The idea is to charge the battery with it in the laptop, but with the laptop turned off. I think having it turned On will most likely not work, for lack of supply power.

I think I have a basic Ohm's law type of problem - I've been told that since the wattage of the solar panel is much less than the draw of the Thinkpad, it won't work. I'm not an electrical engineer, although I did quite well in physics. The only problem is, it's been quite a few years (of disuse.)

Here are the numbers :

=======================
R-14 Powerfilm
The Powerfilm is rated at 15.4V and .9A ( ~14 watts)

Lenovo Thinkpad X60s Laptop

The battery is a lithion 14.4v / ~5200 mAh.
I'm not sure if the charge controller is internal or external to the battery, but it's within the confines of the laptop anyway.
=======================

I measured the current draw of the Thinkpad when plugged in - and when OFF (battery charging only) - at .25A and 115v (= 29watts ).
When On, it's something over 50 watts.
I measured this straight out of the wall, before the inline transformer that converts the 110v to ~20v (?). (I'm not sure what the charging voltage is, but the charger says 20v / 3.5A = 70watts - probably what's need to actually power a running computer)

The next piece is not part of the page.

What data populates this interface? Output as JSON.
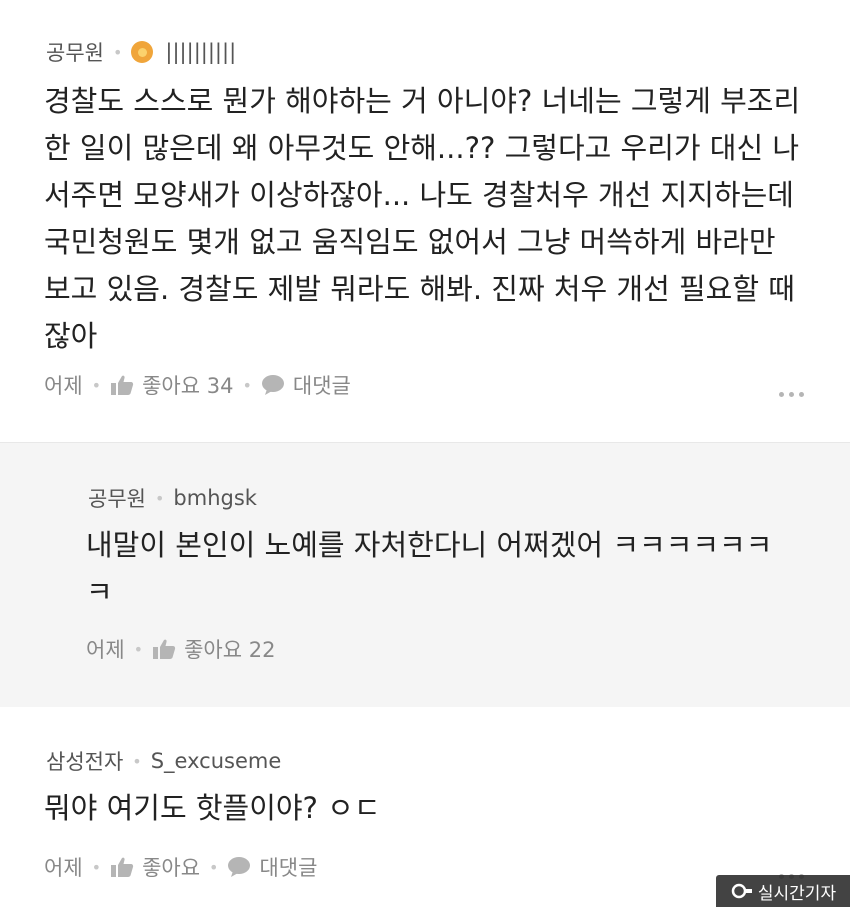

I had thought that the battery charging would charge at a much lower current, like a trickle current, .1C or so, but this is not necessarily the case with Lithion batteries it seems. See Lithium Ion Battery Charging Basics
It's more like .2 to .7C actually.

One idea, if this is not going to work, is to pull the battery off and charge it outside the laptop, but this looks complicated as there are about 8 or 9 contacts on the battery, and I have no idea what is what. It sounds a little risky anyway.

If anyone could be of help that'd be great.
(I tried posting over at RFCafe, but so far not too much feedback.)

Thanks,
Kent
 
Last edited:

Bernard

Joined Aug 7, 2008
5,784
I would use the internal charger with an external supply, AC or DC if comp. has full-wave bridge rectifier. Use a DC boost converter to raise panel output to 20V.
 

ELECTRONERD

Joined May 26, 2009
1,147
TI, Analog Devices, Linear Tech, and a few other companies have DC-DC converters that can step the voltage up real nicely...although I'm not sure how well they do considering the current; but you could have a current regulator to provide more current.
 

Thread Starter

kbarb

Joined Dec 29, 2008
6
Ok, thanks for the advice.

I'm still wondering a bit about my basic question though . . .

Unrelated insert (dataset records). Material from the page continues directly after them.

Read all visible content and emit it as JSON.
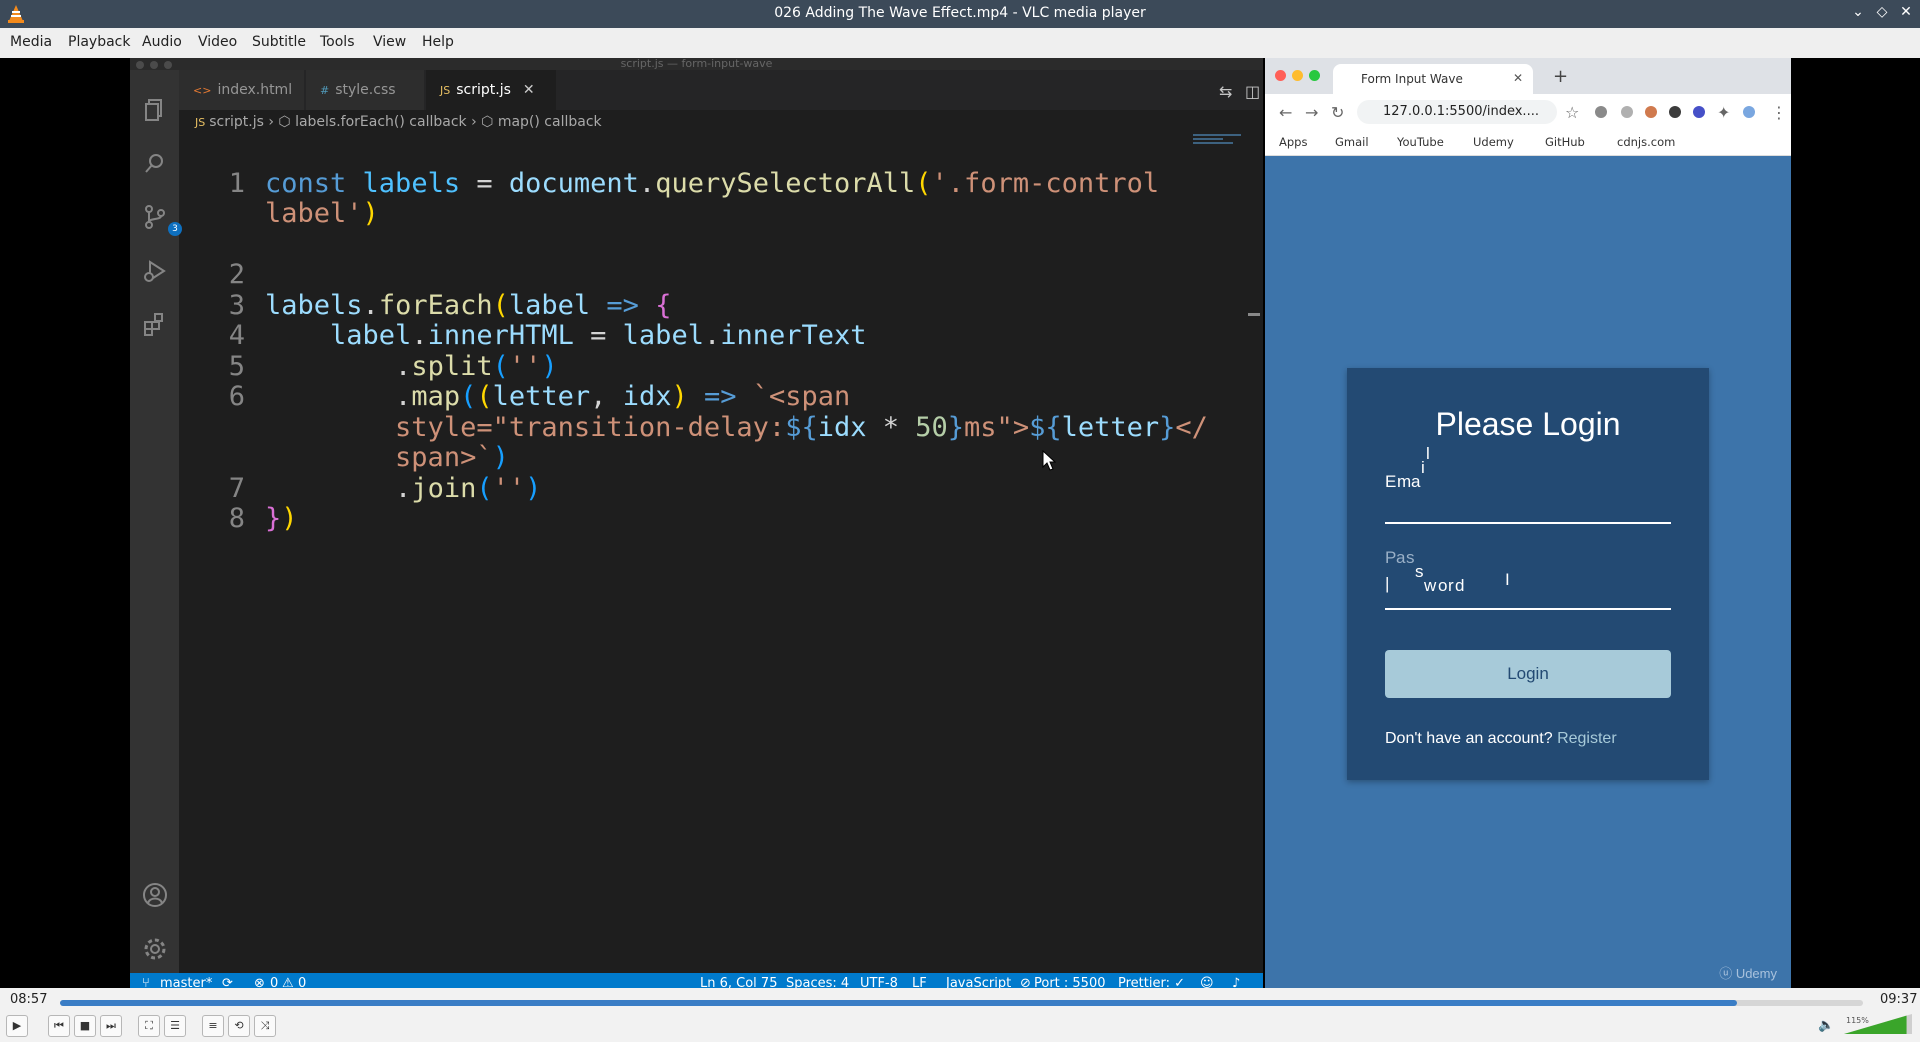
{
  "window": {
    "title": "026 Adding The Wave Effect.mp4 - VLC media player"
  },
  "menu": [
    "Media",
    "Playback",
    "Audio",
    "Video",
    "Subtitle",
    "Tools",
    "View",
    "Help"
  ],
  "vscode": {
    "window_title": "script.js — form-input-wave",
    "tabs": [
      {
        "ext": "<>",
        "label": "index.html"
      },
      {
        "ext": "#",
        "label": "style.css"
      },
      {
        "ext": "JS",
        "label": "script.js"
      }
    ],
    "breadcrumb": [
      "script.js",
      "labels.forEach() callback",
      "map() callback"
    ],
    "source_control_badge": "3",
    "line_numbers": [
      "1",
      "2",
      "3",
      "4",
      "5",
      "6",
      "7",
      "8"
    ],
    "status": {
      "branch": "master*",
      "problems": "0",
      "warnings": "0",
      "position": "Ln 6, Col 75",
      "spaces": "Spaces: 4",
      "encoding": "UTF-8",
      "eol": "LF",
      "language": "JavaScript",
      "port": "Port : 5500",
      "prettier": "Prettier: ✓"
    }
  },
  "browser": {
    "tab_title": "Form Input Wave",
    "url": "127.0.0.1:5500/index....",
    "bookmarks": [
      "Apps",
      "Gmail",
      "YouTube",
      "Udemy",
      "GitHub",
      "cdnjs.com"
    ],
    "card": {
      "title": "Please Login",
      "login_button": "Login",
      "register_prompt": "Don't have an account?",
      "register_link": "Register"
    },
    "watermark": "Udemy"
  },
  "player": {
    "elapsed": "08:57",
    "total": "09:37",
    "progress": 0.93,
    "volume_label": "115%",
    "volume": 1.15
  },
  "colors": {
    "accent": "#3a7dc5",
    "vscode_status": "#007acc",
    "page_bg": "#3d74aa",
    "card_bg": "#234a73",
    "button": "#a7cad9"
  }
}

Am I not going to be able to charge a battery that draws 29+ watts, with a solar panel that can only deliver 14 watts ?

The panel is pretty large, physically, which is what gave me the idea, but I'm thinking that the internal controller will not receive enough current even if I'm able to boost the voltage to ~20v. Or will it just charge at a slower rate. I guess I don't know enough about what these internal controllers require. All I know from my link on lithion charging above is that it's not a good idea to charge at too low a voltage.